The Truth / scorecard

Analyst: real Python, real reasoning, same old dirty-data ceiling

"It genuinely writes and runs code against your data and shows its reasoning — but it inherits every data-hygiene problem Excel Copilot has, plus a trust problem nobody audits."

7/10

What's genuinely good

  • Actually executes Python against your data with visible chain-of-thought — analysis you can inspect, not vibes
  • Excellent at 'find what's weird in this file' — anomalies, outliers, and patterns you didn't think to ask about
  • Iterates like an analyst: tries an approach, hits a snag, adjusts, runs again — and you can watch it happen
  • Included with the M365 Copilot license and callable from workflows via the M365 Copilot node — Microsoft's own monthly-close pattern is built on it

What sucks

  • Same dirty-data ceiling as Excel Copilot: merged cells, multi-header layouts, and human-formatted sheets degrade it just as badly
  • Trusting the output means reading the code it ran — and in practice nobody does, so wrong joins and silent type coercions sail through
  • Runtime is unpredictable: the same class of question takes one minute or seven depending on how many self-corrections the run needs
  • Overlaps confusingly with Excel's advanced analysis — both run Python on tables, and almost nobody can tell you which to use when

The honest assessment

Analyst does the thing skeptics said language models can’t: instead of guessing at your numbers, it writes Python, runs it against your file, reads the result, and reasons forward from actual computation — chain-of-thought you can scroll through.
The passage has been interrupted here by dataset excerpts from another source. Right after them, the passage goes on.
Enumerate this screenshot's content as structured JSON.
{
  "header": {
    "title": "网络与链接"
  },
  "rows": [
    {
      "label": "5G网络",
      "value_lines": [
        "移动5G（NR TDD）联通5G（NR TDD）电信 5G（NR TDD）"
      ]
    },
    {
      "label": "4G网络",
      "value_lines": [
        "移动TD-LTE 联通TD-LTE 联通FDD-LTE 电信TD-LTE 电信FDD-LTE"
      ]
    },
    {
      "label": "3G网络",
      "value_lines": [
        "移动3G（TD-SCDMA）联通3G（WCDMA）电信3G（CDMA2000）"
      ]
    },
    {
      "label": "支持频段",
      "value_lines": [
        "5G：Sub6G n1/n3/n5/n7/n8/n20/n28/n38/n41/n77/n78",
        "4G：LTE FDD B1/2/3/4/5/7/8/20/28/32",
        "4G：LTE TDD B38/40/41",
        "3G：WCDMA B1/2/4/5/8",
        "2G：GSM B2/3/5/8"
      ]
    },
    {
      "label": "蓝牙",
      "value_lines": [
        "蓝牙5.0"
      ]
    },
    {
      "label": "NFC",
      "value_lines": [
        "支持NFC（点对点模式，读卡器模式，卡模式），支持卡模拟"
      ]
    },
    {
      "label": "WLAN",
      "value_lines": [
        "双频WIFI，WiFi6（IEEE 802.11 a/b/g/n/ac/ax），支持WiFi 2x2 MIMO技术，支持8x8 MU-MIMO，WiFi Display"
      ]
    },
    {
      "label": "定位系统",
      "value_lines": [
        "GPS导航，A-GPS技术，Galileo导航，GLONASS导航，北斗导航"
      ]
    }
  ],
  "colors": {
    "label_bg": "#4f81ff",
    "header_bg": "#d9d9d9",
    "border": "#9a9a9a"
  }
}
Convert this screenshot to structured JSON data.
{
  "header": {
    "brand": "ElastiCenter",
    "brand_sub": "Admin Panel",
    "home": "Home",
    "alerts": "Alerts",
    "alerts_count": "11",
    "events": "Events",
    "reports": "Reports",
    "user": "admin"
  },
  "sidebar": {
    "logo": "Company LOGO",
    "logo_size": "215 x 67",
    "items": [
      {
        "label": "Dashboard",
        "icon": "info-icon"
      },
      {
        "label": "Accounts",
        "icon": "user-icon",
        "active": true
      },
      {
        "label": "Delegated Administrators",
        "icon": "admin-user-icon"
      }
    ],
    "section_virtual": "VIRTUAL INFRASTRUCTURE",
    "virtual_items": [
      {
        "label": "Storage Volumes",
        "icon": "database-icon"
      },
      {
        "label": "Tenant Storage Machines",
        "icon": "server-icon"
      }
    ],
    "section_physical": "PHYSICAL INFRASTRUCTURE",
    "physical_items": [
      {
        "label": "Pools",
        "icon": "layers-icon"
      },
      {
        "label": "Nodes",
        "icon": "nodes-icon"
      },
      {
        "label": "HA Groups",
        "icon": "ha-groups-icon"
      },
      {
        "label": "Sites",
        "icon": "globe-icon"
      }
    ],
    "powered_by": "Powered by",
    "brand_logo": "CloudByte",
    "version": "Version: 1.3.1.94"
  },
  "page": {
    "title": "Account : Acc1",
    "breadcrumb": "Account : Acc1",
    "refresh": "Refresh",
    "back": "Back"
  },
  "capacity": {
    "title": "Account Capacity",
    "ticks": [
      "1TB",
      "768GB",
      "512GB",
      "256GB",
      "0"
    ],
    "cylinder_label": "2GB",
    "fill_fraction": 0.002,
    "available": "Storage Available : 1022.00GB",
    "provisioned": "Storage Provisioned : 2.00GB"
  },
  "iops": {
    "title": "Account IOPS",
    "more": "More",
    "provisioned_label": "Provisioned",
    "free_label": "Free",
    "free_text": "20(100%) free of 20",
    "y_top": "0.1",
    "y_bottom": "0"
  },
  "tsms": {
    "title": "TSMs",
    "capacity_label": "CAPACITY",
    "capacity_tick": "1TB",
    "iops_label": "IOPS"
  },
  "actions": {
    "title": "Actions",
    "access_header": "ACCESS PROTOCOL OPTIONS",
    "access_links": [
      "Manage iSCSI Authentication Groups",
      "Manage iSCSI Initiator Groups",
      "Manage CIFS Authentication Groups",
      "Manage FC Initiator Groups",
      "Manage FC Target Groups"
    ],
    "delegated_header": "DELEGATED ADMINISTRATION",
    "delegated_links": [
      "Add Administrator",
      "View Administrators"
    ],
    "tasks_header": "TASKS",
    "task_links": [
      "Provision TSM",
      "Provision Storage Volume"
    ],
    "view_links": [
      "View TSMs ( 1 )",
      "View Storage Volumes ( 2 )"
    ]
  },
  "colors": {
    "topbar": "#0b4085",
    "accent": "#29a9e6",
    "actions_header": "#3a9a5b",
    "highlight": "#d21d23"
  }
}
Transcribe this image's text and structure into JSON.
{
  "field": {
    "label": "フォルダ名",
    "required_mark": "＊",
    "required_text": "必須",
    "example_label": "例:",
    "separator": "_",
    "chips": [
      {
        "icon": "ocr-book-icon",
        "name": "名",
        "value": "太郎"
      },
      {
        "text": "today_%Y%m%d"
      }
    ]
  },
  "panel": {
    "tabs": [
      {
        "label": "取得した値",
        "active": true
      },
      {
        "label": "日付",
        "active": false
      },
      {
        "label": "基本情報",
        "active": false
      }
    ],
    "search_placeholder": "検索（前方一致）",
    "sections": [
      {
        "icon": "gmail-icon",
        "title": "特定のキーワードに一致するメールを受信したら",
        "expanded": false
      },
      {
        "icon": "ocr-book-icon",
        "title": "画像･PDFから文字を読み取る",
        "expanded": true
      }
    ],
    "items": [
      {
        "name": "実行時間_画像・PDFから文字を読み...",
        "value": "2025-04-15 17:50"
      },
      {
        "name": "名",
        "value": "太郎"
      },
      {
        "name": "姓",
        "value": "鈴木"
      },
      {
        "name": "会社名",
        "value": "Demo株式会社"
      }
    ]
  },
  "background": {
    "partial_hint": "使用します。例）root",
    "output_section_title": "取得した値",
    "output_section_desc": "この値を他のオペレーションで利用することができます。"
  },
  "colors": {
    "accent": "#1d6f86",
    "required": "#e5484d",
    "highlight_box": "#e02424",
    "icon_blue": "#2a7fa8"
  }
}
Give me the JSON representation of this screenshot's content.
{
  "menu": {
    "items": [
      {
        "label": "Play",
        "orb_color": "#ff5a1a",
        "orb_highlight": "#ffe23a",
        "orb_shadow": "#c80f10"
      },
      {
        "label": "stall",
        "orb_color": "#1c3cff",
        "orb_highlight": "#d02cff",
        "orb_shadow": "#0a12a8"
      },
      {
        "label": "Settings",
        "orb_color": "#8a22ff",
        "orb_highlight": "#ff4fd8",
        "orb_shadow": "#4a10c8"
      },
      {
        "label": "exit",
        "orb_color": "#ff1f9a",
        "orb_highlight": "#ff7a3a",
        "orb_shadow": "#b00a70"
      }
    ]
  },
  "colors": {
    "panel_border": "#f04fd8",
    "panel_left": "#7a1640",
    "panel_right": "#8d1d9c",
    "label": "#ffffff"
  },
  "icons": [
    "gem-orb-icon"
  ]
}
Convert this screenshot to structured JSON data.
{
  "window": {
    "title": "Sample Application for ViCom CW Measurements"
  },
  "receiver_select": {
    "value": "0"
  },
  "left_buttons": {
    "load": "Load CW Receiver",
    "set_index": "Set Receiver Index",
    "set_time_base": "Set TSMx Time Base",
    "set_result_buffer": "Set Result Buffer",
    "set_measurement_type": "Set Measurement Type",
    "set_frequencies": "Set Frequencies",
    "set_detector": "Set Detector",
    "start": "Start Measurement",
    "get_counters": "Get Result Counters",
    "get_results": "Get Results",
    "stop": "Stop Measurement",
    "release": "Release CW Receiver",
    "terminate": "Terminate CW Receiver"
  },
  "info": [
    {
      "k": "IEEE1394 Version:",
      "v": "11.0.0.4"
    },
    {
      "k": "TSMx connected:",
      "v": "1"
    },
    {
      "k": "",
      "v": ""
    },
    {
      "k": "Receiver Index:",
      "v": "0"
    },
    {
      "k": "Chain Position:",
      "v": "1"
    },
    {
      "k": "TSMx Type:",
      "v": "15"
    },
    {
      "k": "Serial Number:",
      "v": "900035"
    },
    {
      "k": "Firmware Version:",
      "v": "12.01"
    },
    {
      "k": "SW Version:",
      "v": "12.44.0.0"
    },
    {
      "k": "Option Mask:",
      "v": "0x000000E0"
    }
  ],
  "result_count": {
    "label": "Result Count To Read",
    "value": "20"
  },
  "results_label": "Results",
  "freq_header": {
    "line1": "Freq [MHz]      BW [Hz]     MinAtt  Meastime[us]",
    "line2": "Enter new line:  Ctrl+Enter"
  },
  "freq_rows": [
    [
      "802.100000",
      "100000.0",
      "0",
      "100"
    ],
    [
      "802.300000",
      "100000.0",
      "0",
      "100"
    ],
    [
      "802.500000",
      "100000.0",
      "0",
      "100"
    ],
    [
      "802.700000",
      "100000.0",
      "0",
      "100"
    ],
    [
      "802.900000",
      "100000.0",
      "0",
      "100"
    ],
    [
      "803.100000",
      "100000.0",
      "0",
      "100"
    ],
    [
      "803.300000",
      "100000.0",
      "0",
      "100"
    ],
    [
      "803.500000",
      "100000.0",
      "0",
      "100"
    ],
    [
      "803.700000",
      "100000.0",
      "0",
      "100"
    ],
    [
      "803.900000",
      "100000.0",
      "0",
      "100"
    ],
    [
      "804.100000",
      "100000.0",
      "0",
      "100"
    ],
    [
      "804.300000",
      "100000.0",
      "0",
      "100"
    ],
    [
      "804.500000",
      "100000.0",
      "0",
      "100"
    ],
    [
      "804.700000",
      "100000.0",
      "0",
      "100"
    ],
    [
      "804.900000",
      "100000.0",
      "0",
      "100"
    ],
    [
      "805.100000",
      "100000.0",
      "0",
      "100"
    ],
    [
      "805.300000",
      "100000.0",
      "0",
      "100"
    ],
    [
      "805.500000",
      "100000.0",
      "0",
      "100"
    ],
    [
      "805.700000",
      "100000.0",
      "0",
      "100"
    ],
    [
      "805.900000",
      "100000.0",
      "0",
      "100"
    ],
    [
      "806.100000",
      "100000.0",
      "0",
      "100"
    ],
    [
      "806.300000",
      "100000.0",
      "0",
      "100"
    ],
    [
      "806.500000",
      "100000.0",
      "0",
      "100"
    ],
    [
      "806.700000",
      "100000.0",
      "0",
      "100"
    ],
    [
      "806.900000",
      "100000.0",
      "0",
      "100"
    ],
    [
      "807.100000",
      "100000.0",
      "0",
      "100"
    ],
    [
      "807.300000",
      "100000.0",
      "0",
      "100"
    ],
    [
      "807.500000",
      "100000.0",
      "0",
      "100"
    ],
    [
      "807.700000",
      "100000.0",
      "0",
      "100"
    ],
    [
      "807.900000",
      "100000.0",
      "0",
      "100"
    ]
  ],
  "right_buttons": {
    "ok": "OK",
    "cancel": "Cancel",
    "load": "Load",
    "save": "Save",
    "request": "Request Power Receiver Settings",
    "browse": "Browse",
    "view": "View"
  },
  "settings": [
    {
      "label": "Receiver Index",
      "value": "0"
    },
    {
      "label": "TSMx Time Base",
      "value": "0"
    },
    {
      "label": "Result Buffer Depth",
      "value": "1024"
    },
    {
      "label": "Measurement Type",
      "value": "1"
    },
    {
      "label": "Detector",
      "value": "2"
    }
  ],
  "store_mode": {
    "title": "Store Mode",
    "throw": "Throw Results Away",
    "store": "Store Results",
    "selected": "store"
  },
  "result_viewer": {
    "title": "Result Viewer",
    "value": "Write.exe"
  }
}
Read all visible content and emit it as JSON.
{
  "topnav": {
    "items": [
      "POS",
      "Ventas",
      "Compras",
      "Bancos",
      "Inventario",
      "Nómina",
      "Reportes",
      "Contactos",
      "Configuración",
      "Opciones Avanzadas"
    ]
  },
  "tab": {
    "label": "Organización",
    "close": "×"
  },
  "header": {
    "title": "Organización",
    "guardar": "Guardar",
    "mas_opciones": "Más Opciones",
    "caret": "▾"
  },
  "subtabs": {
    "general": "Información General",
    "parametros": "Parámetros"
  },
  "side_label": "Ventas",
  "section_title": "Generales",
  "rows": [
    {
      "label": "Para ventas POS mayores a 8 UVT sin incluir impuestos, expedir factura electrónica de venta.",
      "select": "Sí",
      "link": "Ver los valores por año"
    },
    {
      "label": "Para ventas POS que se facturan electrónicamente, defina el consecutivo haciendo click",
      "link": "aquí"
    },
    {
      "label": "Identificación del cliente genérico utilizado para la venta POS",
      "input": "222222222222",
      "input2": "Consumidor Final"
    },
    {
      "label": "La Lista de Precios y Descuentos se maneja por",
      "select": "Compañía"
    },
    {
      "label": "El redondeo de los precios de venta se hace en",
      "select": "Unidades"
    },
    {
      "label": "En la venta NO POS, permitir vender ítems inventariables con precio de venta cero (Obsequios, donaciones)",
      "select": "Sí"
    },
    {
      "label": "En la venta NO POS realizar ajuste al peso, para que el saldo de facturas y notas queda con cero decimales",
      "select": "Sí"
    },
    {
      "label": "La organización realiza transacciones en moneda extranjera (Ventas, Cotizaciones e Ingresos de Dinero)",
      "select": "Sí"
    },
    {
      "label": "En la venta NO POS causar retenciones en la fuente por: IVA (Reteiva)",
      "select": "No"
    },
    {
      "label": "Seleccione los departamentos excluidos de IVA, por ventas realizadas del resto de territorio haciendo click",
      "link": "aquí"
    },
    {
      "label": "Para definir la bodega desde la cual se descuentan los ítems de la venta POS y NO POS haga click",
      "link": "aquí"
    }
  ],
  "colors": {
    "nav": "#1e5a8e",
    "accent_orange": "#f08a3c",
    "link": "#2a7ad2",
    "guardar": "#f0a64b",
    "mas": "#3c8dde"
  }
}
Ask it to find what’s weird in a 40,000-row export and it will profile the data, hunt for anomalies, and surface things you didn’t know to ask about. That’s its killer use case, and it’s genuinely good at it.

So why a 7? Three ceilings, none of them exotic.

First, the data ceiling — the exact one that caps Excel Copilot. Analyst runs code, but the code is only as good as the model’s understanding of your layout, and merged headers, mixed types, and three-tables-per-sheet confuse it the same way. The Python gives a better failure mode — code that errors visibly beats prose that’s confidently wrong — but it doesn’t repeal the rule that dirty data in means doubtful analysis out.

Second, the trust ceiling. The visible code is the whole integrity story: it’s how you’d catch the join that silently dropped a third of the rows, the date column parsed as text, the average taken over a column including subtotal rows. And in real usage, almost nobody reads it. The transparency is real; the verification culture isn’t. An auditable analysis that nobody audits is, functionally, an unaudited analysis with better PR.

Third, the runtime lottery. Because Analyst iterates — try, fail, adjust, retry — wall-clock time varies wildly between runs on similar questions. Fine for offline work; maddening when someone’s waiting in a meeting.

The workarounds that change the score

  1. Skim the code, every time. Not line-by-line review — sixty seconds checking three things: row counts after each join or filter, whether key columns parsed as the right type, whether the final number comes from the column you meant. This single habit moves Analyst from “plausible answers” to “defensible answers.”
  2. Clean before you ask. One header row, typed columns, no merges, no embedded subtotals. The same toll as Excel Copilot, the same payoff: it routes you to the strong path.
  3. Ask for anomalies first. “Profile this file and tell me what looks wrong” is the best opening prompt — it surfaces the data-quality landmines before they corrupt the analysis you actually came for.
  4. Pick a lane and publish it. A workable house rule: working inside a workbook and want the result in the sheet — Excel advanced analysis; investigating a file or combining sources and want a report — Analyst. The rule matters less than having one; the confusion costs more than either tool’s limits.

What Microsoft won’t tell you

  • The Analyst-versus-Excel-advanced-analysis overlap is unresolved by design — two Python-on-your-data paths, no decision guide. Every org has to write its own, and most just leave users guessing.
  • The chain-of-thought is presented as transparency, but it functions as liability transfer: the receipts were available, so the wrong number that got forwarded is now the forwarder’s problem. Read the code or own the risk.
  • In workflow mode (the M365 Copilot node — Microsoft’s own monthly-close review pattern), the unpredictable runtime means you should treat asynchronous handling as mandatory, not optional.

Bottom line

Analyst is the most honest analytical tool in the Copilot lineup — it shows you exactly what it did, in executable form. The 7 isn’t doubt about the capability; it’s the gap between an inspectable analysis and an inspected one, sitting on top of the same dirty-data tax the whole suite pays. Users who clean their inputs and skim the code get a tireless junior data analyst. Everyone else gets fast numbers of unknown provenance — which they were already getting from Excel, just slower.